Liputan6.com, Jakarta - Pemerintahan Jokowi-Maruf genap berusia setahun 20 Oktober kemarin. Sejumlah capaian dan kekurangan mewarnai pemerintahan pasangan yang memenangi Pilpres 2019 tersebut. Sejumlah kebijakan dan regulasi yang dicetuskan juga menjadi perbincangan.
Dari sisi pendidikan misalnya, sejumlah terobosan telah dicanangkan. Salah satu yang paling menjadi pergunjingan adalah penghapusan Ujian Nasional (UN) dan mengganti dengan Asesmen Kompetensi Minimum dan Survei Karakter.
Advertisement
Keputusan "radikal" itu diambil Menteri Pendidikan dan Kebudayaan Nadiem Makarim setelah melalui tarik ulur yang panjang. Hasilnya, UN resmi dihapus di 2021!

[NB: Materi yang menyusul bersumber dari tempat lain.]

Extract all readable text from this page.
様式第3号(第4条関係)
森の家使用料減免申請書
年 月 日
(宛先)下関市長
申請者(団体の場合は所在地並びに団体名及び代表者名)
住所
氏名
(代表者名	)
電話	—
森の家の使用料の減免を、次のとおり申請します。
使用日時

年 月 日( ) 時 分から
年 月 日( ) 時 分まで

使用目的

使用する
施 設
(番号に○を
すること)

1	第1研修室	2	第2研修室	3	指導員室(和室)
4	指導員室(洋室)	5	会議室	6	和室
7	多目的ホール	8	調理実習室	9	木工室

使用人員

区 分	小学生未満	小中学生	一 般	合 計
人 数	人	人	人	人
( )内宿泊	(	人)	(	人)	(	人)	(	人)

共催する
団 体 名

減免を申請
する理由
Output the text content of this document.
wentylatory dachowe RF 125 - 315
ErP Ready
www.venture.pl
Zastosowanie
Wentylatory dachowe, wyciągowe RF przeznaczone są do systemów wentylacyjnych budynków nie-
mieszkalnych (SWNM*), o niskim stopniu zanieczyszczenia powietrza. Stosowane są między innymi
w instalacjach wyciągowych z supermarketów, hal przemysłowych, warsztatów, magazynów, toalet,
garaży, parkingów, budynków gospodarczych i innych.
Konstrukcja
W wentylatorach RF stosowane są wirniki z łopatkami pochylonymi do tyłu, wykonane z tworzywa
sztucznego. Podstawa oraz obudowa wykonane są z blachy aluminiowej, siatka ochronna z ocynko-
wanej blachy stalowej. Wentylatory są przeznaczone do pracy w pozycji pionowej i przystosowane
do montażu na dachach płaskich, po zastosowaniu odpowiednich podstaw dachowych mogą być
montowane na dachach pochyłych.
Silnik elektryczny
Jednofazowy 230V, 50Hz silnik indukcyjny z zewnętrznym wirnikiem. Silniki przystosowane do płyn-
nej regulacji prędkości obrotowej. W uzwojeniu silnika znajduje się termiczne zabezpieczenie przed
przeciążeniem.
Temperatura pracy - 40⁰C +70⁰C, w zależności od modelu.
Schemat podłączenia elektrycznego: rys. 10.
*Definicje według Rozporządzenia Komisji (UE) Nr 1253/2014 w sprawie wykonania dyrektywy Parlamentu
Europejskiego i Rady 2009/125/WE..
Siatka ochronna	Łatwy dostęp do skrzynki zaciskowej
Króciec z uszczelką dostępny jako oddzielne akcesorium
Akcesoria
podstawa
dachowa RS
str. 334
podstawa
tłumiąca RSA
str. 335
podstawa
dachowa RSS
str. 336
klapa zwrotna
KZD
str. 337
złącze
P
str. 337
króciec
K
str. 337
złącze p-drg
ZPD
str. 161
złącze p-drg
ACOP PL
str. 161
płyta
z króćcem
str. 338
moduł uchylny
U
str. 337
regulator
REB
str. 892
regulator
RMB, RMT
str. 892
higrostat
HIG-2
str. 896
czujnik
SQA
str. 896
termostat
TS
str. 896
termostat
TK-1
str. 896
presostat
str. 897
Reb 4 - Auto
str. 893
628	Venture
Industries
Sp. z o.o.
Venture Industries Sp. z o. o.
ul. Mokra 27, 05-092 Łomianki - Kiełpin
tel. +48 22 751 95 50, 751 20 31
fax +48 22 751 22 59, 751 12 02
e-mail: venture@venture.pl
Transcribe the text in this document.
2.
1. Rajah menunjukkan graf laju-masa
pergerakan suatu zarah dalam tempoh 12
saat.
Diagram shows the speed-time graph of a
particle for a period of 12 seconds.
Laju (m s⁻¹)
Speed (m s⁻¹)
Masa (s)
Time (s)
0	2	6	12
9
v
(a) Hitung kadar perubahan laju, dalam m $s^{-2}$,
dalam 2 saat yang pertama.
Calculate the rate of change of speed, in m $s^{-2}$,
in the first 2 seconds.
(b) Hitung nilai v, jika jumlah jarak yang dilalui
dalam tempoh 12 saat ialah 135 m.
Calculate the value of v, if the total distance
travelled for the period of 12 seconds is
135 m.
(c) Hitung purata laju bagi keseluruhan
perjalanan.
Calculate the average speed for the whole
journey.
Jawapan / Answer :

"Penyelenggaraan UN 2021 akan diubah menjadi Asesmen Kompetensi Minimum dan Survei Karakter, yang terdiri dari kemampuan bernalar menggunakan bahasa (literasi), kemampuan bernalar menggunakan matematika (numerasi), dan penguatan pendidikan karakter," jelas Nadiem di Hotel Bidakara, Jakarta, Rabu (11/12/2019).
Nadiem menganggap bahwa selama ini UN dirasa kurang ideal untuk mengukur prestasi belajar peserta didik. Materi UN juga terlalu padat, sehingga cenderung berfokus pada hafalan, bukan kompetensi.
"Kedua, ini sudah menjadi beban stres antara guru dan orang tua. Karena sebenarnya ini berubah menjadi indikator keberhasilan siswa sebagai individu," ucap dia.
Padahal, kata Nadiem, semangat UN adalah untuk mengasesmen sistem pendidikan. Baik itu sekolahnya, letak geografisnya, maupun sistem pendidikan secara nasional.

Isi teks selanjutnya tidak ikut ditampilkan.